# Need to postpone- March week



## Sir Newf (Jan 9, 2006)

Due to a family illness, I will need to postpone (cancel) my Kierland reservation for this March...I know it's short notice to cancel- what are my BEST choices (methods) for cancelling and reserving for this Fall?
TUGGER help is greatly appreciated.


----------



## DeniseM (Jan 9, 2006)

Sir Newf said:
			
		

> Due to a family illness, I will need to postpone (cancel) my Kierland reservation for this March...I know it's short notice to cancel- what are my BEST choices (methods) for cancelling and reserving for this Fall?
> TUGGER help is greatly appreciated.



Edited to add - Here's what it says on www.mystarcentral.com  You need to cancel ASAP, because if you wait until you are within 60 days, you will only be able to make a new Resv. 60 days out.

*
Q:   What is the cancellation policy for reservations?
A:   A. Reservations may be cancelled within 24 hours of making the reservation request without incurring a fee unless the reservation was made less than 30 days prior to the check-in day.

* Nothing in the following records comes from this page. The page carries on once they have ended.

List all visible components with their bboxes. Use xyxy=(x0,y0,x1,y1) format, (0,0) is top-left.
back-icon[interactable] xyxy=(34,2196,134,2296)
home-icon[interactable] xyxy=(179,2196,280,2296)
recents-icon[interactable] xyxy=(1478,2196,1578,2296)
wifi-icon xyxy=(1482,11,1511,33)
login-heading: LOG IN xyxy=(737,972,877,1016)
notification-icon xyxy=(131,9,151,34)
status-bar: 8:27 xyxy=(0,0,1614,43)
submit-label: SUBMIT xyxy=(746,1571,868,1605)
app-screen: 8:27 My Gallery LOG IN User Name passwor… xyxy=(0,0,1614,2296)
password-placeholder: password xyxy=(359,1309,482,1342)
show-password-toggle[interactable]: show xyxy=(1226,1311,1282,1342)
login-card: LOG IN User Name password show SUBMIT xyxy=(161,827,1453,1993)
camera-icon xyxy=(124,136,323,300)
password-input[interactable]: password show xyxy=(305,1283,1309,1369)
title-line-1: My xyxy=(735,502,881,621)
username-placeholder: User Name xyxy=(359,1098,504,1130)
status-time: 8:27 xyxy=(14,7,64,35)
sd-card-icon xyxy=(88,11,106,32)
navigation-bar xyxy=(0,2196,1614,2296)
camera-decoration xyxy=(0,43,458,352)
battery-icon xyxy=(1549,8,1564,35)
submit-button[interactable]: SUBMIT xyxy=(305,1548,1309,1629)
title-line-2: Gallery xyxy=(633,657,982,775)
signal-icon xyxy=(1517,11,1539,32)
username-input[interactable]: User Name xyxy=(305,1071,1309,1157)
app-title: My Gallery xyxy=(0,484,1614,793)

B. Cancellations or changes in reservations made more than 60 days prior to the check-in day will result in unrestricted restoration of the related StarOptions to your account for further use during that Use Year, although your related Home Resort Preference Period rights will not be restored.

C. If you cancel 60 days or less prior to the check-in day, you will still be able to make reservations during that Use Year, but only to reserve a vacation that is within 60 days of the arrival date.

D. If you fail to arrive on your reserved check-in day without notifying Owner Services, you will lose all the StarOptions associated with your reservation. Be sure to let Owner Services know if there is a problem prior to your check-in date.

E. If an owner is holding an existing reservation and wishes to cancel that reservation and convert to Starpoints, they must do so at least 60 days prior to the arrival date of the existing reservation.
*


----------